Description:
You are climbing a stair case. It takes n steps to reach to the top.
Each time you can either climb 1 or 2 steps. In how many distinct ways can you climb to the top?
Note: Given n will be a positive integer.
Example 1:
Input: 2
Output: 2
Explanation: There are two ways to climb to the top.
1. 1 step + 1 step
2. 2 steps
Example 2:
Input: 3
Output: 3
Explanation: There are three ways to climb to the top.
1. 1 step + 1 step + 1 step
2. 1 step + 2 steps
3. 2 steps + 1 step
Solution:
使用递归法
class Solution {
public:
int climbStairs(int n) {
return partOfStairs(n);
}
int partOfStairs(int n){
if(n>2){
return partOfStairs(n-1)+partOfStairs(n-2);
} else if(n==2) {
return 2;
}else
return 1;
}
};
难受
动态规划
类似斐波那契数列。
你只需要记住到达身后两个台阶的方法数,到达当前台阶的方法数就是,身后第一个台阶的向前一步一个台阶或者身后第二个台阶一步向前迈两台阶。

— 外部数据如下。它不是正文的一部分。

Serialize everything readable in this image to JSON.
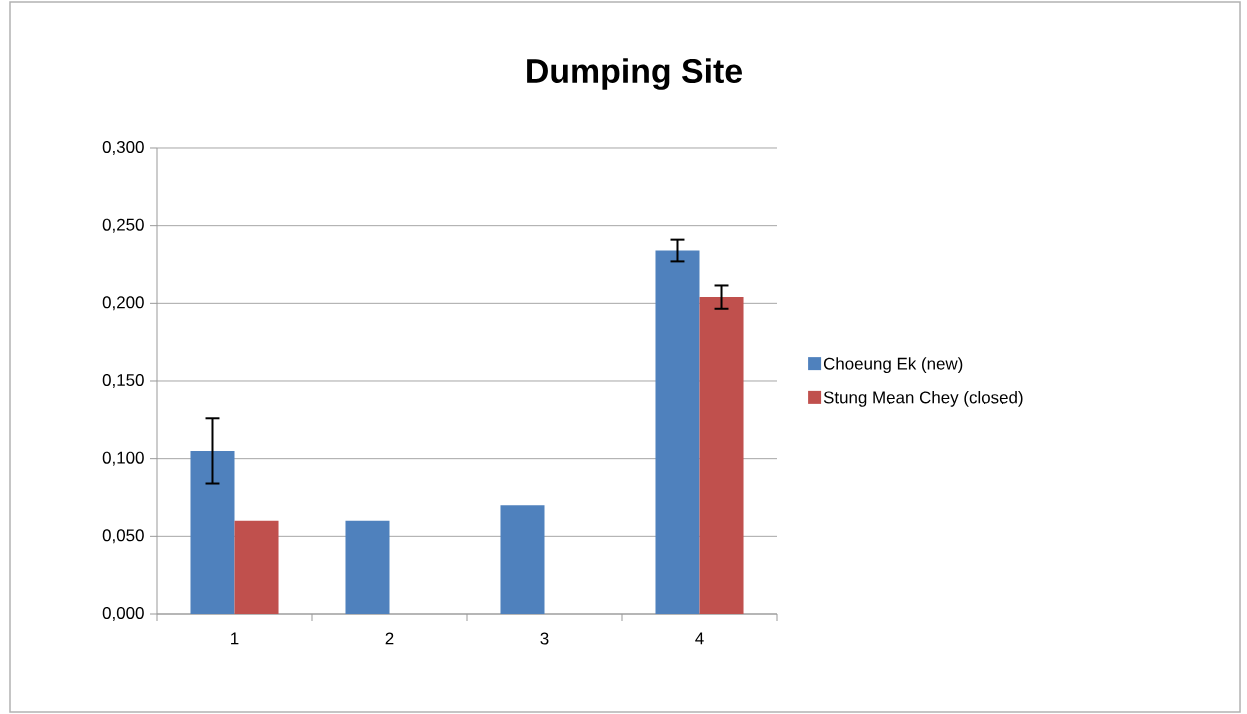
{
  "chart_data": {
    "type": "bar",
    "title": "Dumping Site",
    "categories": [
      "1",
      "2",
      "3",
      "4"
    ],
    "series": [
      {
        "name": "Choeung Ek (new)",
        "color": "#4f81bd",
        "values": [
          0.105,
          0.06,
          0.07,
          0.234
        ],
        "errors": [
          0.021,
          null,
          null,
          0.007
        ]
      },
      {
        "name": "Stung Mean Chey (closed)",
        "color": "#c0504d",
        "values": [
          0.06,
          null,
          null,
          0.204
        ],
        "errors": [
          null,
          null,
          null,
          0.0075
        ]
      }
    ],
    "ylim": [
      0,
      0.3
    ],
    "yticks": [
      {
        "value": 0,
        "label": "0,000"
      },
      {
        "value": 0.05,
        "label": "0,050"
      },
      {
        "value": 0.1,
        "label": "0,100"
      },
      {
        "value": 0.15,
        "label": "0,150"
      },
      {
        "value": 0.2,
        "label": "0,200"
      },
      {
        "value": 0.25,
        "label": "0,250"
      },
      {
        "value": 0.3,
        "label": "0,300"
      }
    ],
    "grid": "y",
    "legend": "right"
  }
}
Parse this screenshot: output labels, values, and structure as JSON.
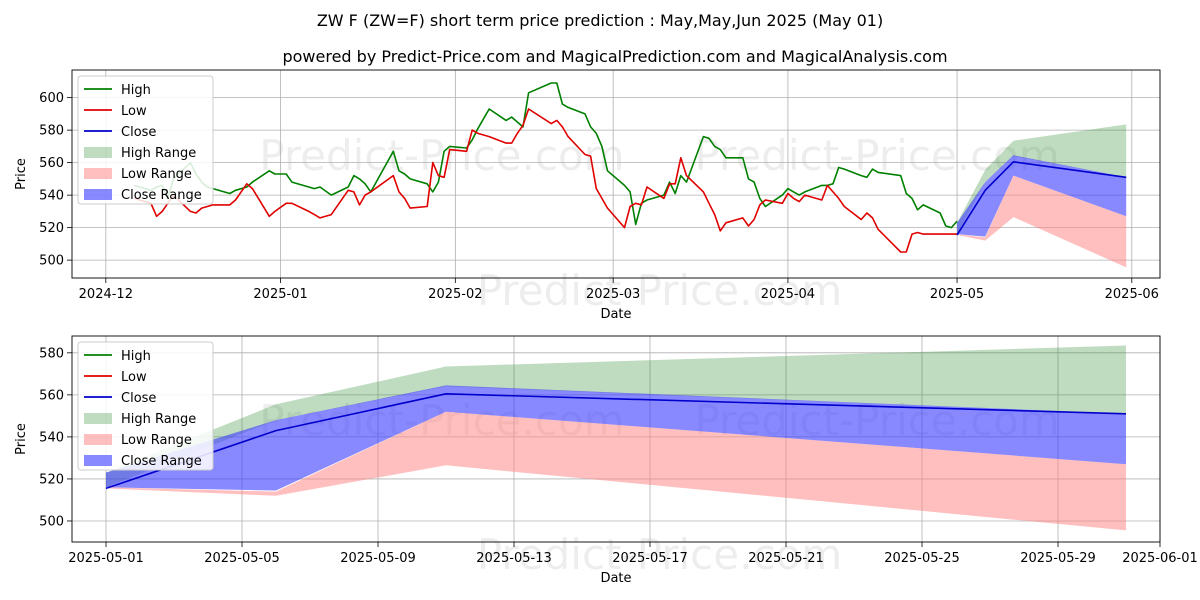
{
  "title": "ZW F (ZW=F) short term price prediction : May,May,Jun 2025 (May 01)",
  "subtitle": "powered by Predict-Price.com and MagicalPrediction.com and MagicalAnalysis.com",
  "watermark": "Predict-Price.com",
  "colors": {
    "high": "#008000",
    "low": "#e00000",
    "close": "#0000cc",
    "high_range": "#2e8b2e",
    "low_range": "#ff8080",
    "close_range": "#3a3aff",
    "grid": "#b0b0b0"
  },
  "legend_labels": [
    "High",
    "Low",
    "Close",
    "High Range",
    "Low Range",
    "Close Range"
  ],
  "legend_placement": "top-left",
  "grid": true,
  "chart_data": [
    {
      "type": "line",
      "xlabel": "Date",
      "ylabel": "Price",
      "xlim": [
        "2024-11-25",
        "2025-06-06"
      ],
      "ylim": [
        489,
        617
      ],
      "x_ticks": [
        "2024-12-01",
        "2025-01-01",
        "2025-02-01",
        "2025-03-01",
        "2025-04-01",
        "2025-05-01",
        "2025-06-01"
      ],
      "x_tick_labels": [
        "2024-12",
        "2025-01",
        "2025-02",
        "2025-03",
        "2025-04",
        "2025-05",
        "2025-06"
      ],
      "y_ticks": [
        500,
        520,
        540,
        560,
        580,
        600
      ],
      "series": [
        {
          "name": "High",
          "x": [
            "2024-12-06",
            "2024-12-09",
            "2024-12-10",
            "2024-12-11",
            "2024-12-12",
            "2024-12-13",
            "2024-12-16",
            "2024-12-17",
            "2024-12-18",
            "2024-12-19",
            "2024-12-20",
            "2024-12-23",
            "2024-12-24",
            "2024-12-26",
            "2024-12-27",
            "2024-12-30",
            "2024-12-31",
            "2025-01-02",
            "2025-01-03",
            "2025-01-06",
            "2025-01-07",
            "2025-01-08",
            "2025-01-10",
            "2025-01-13",
            "2025-01-14",
            "2025-01-15",
            "2025-01-16",
            "2025-01-17",
            "2025-01-21",
            "2025-01-22",
            "2025-01-23",
            "2025-01-24",
            "2025-01-27",
            "2025-01-28",
            "2025-01-29",
            "2025-01-30",
            "2025-01-31",
            "2025-02-03",
            "2025-02-04",
            "2025-02-05",
            "2025-02-06",
            "2025-02-07",
            "2025-02-10",
            "2025-02-11",
            "2025-02-12",
            "2025-02-13",
            "2025-02-14",
            "2025-02-18",
            "2025-02-19",
            "2025-02-20",
            "2025-02-21",
            "2025-02-24",
            "2025-02-25",
            "2025-02-26",
            "2025-02-27",
            "2025-02-28",
            "2025-03-03",
            "2025-03-04",
            "2025-03-05",
            "2025-03-06",
            "2025-03-07",
            "2025-03-10",
            "2025-03-11",
            "2025-03-12",
            "2025-03-13",
            "2025-03-14",
            "2025-03-17",
            "2025-03-18",
            "2025-03-19",
            "2025-03-20",
            "2025-03-21",
            "2025-03-24",
            "2025-03-25",
            "2025-03-26",
            "2025-03-27",
            "2025-03-28",
            "2025-03-31",
            "2025-04-01",
            "2025-04-02",
            "2025-04-03",
            "2025-04-04",
            "2025-04-07",
            "2025-04-08",
            "2025-04-09",
            "2025-04-10",
            "2025-04-11",
            "2025-04-14",
            "2025-04-15",
            "2025-04-16",
            "2025-04-17",
            "2025-04-21",
            "2025-04-22",
            "2025-04-23",
            "2025-04-24",
            "2025-04-25",
            "2025-04-28",
            "2025-04-29",
            "2025-04-30",
            "2025-05-01"
          ],
          "values": [
            546,
            543,
            545,
            546,
            538,
            550,
            560,
            553,
            548,
            545,
            544,
            541,
            543,
            545,
            548,
            555,
            553,
            553,
            548,
            545,
            544,
            545,
            540,
            545,
            552,
            550,
            547,
            542,
            567,
            555,
            553,
            550,
            547,
            542,
            548,
            567,
            570,
            569,
            574,
            581,
            587,
            593,
            586,
            588,
            585,
            582,
            603,
            609,
            609,
            596,
            594,
            590,
            582,
            578,
            570,
            555,
            546,
            542,
            522,
            535,
            537,
            540,
            548,
            541,
            552,
            548,
            576,
            575,
            570,
            568,
            563,
            563,
            550,
            548,
            538,
            533,
            540,
            544,
            542,
            540,
            542,
            546,
            546,
            547,
            557,
            556,
            552,
            551,
            556,
            554,
            552,
            541,
            538,
            531,
            534,
            529,
            521,
            520,
            524
          ]
        },
        {
          "name": "Low",
          "x": [
            "2024-12-06",
            "2024-12-09",
            "2024-12-10",
            "2024-12-11",
            "2024-12-12",
            "2024-12-13",
            "2024-12-16",
            "2024-12-17",
            "2024-12-18",
            "2024-12-19",
            "2024-12-20",
            "2024-12-23",
            "2024-12-24",
            "2024-12-26",
            "2024-12-27",
            "2024-12-30",
            "2024-12-31",
            "2025-01-02",
            "2025-01-03",
            "2025-01-06",
            "2025-01-07",
            "2025-01-08",
            "2025-01-10",
            "2025-01-13",
            "2025-01-14",
            "2025-01-15",
            "2025-01-16",
            "2025-01-17",
            "2025-01-21",
            "2025-01-22",
            "2025-01-23",
            "2025-01-24",
            "2025-01-27",
            "2025-01-28",
            "2025-01-29",
            "2025-01-30",
            "2025-01-31",
            "2025-02-03",
            "2025-02-04",
            "2025-02-05",
            "2025-02-06",
            "2025-02-07",
            "2025-02-10",
            "2025-02-11",
            "2025-02-12",
            "2025-02-13",
            "2025-02-14",
            "2025-02-18",
            "2025-02-19",
            "2025-02-20",
            "2025-02-21",
            "2025-02-24",
            "2025-02-25",
            "2025-02-26",
            "2025-02-27",
            "2025-02-28",
            "2025-03-03",
            "2025-03-04",
            "2025-03-05",
            "2025-03-06",
            "2025-03-07",
            "2025-03-10",
            "2025-03-11",
            "2025-03-12",
            "2025-03-13",
            "2025-03-14",
            "2025-03-17",
            "2025-03-18",
            "2025-03-19",
            "2025-03-20",
            "2025-03-21",
            "2025-03-24",
            "2025-03-25",
            "2025-03-26",
            "2025-03-27",
            "2025-03-28",
            "2025-03-31",
            "2025-04-01",
            "2025-04-02",
            "2025-04-03",
            "2025-04-04",
            "2025-04-07",
            "2025-04-08",
            "2025-04-09",
            "2025-04-10",
            "2025-04-11",
            "2025-04-14",
            "2025-04-15",
            "2025-04-16",
            "2025-04-17",
            "2025-04-21",
            "2025-04-22",
            "2025-04-23",
            "2025-04-24",
            "2025-04-25",
            "2025-04-28",
            "2025-04-29",
            "2025-04-30",
            "2025-05-01"
          ],
          "values": [
            538,
            535,
            527,
            530,
            535,
            540,
            530,
            529,
            532,
            533,
            534,
            534,
            537,
            547,
            544,
            527,
            530,
            535,
            535,
            530,
            528,
            526,
            528,
            543,
            542,
            534,
            540,
            542,
            552,
            542,
            538,
            532,
            533,
            560,
            552,
            551,
            568,
            567,
            580,
            578,
            577,
            576,
            572,
            572,
            578,
            583,
            593,
            584,
            586,
            582,
            576,
            565,
            564,
            544,
            538,
            532,
            520,
            533,
            535,
            534,
            545,
            538,
            547,
            547,
            563,
            552,
            542,
            535,
            528,
            518,
            523,
            526,
            521,
            525,
            534,
            537,
            535,
            541,
            538,
            536,
            540,
            537,
            546,
            542,
            538,
            533,
            525,
            529,
            526,
            519,
            505,
            505,
            516,
            517,
            516,
            516,
            516,
            516,
            516
          ]
        },
        {
          "name": "Close",
          "x": [
            "2025-05-01",
            "2025-05-06",
            "2025-05-11",
            "2025-05-31"
          ],
          "values": [
            515.5,
            543,
            560.5,
            551
          ]
        },
        {
          "name": "High Range",
          "x": [
            "2025-05-01",
            "2025-05-06",
            "2025-05-11",
            "2025-05-31"
          ],
          "upper": [
            523,
            555.5,
            573.5,
            583.5
          ],
          "lower": [
            516,
            548,
            564,
            551
          ]
        },
        {
          "name": "Low Range",
          "x": [
            "2025-05-01",
            "2025-05-06",
            "2025-05-11",
            "2025-05-31"
          ],
          "upper": [
            516,
            514,
            552,
            527
          ],
          "lower": [
            515.5,
            512,
            526.5,
            495.5
          ]
        },
        {
          "name": "Close Range",
          "x": [
            "2025-05-01",
            "2025-05-06",
            "2025-05-11",
            "2025-05-31"
          ],
          "upper": [
            523,
            548,
            564.5,
            551
          ],
          "lower": [
            516,
            514.5,
            552,
            527
          ]
        }
      ]
    },
    {
      "type": "line",
      "xlabel": "Date",
      "ylabel": "Price",
      "xlim": [
        "2025-04-30",
        "2025-06-01"
      ],
      "ylim": [
        490,
        588
      ],
      "x_ticks": [
        "2025-05-01",
        "2025-05-05",
        "2025-05-09",
        "2025-05-13",
        "2025-05-17",
        "2025-05-21",
        "2025-05-25",
        "2025-05-29",
        "2025-06-01"
      ],
      "x_tick_labels": [
        "2025-05-01",
        "2025-05-05",
        "2025-05-09",
        "2025-05-13",
        "2025-05-17",
        "2025-05-21",
        "2025-05-25",
        "2025-05-29",
        "2025-06-01"
      ],
      "y_ticks": [
        500,
        520,
        540,
        560,
        580
      ],
      "series": [
        {
          "name": "Close",
          "x": [
            "2025-05-01",
            "2025-05-06",
            "2025-05-11",
            "2025-05-31"
          ],
          "values": [
            515.5,
            543,
            560.5,
            551
          ]
        },
        {
          "name": "High Range",
          "x": [
            "2025-05-01",
            "2025-05-06",
            "2025-05-11",
            "2025-05-31"
          ],
          "upper": [
            523,
            555.5,
            573.5,
            583.5
          ],
          "lower": [
            516,
            548,
            564,
            551
          ]
        },
        {
          "name": "Low Range",
          "x": [
            "2025-05-01",
            "2025-05-06",
            "2025-05-11",
            "2025-05-31"
          ],
          "upper": [
            516,
            514,
            552,
            527
          ],
          "lower": [
            515.5,
            512,
            526.5,
            495.5
          ]
        },
        {
          "name": "Close Range",
          "x": [
            "2025-05-01",
            "2025-05-06",
            "2025-05-11",
            "2025-05-31"
          ],
          "upper": [
            523,
            548,
            564.5,
            551
          ],
          "lower": [
            516,
            514.5,
            552,
            527
          ]
        }
      ]
    }
  ]
}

这样可知到达你当前的台阶方法数即为到达前面两个台阶方法数之和。
官方动图:
class Solution {
public:
int climbStairs(int n) {
int prev=1,cur=1,total=0;
for(int i = 2; i <= n; i++)
{
total = cur + prev; //Only last two element sum is required
prev = cur;
cur = total;
}
return cur;
}
};
AC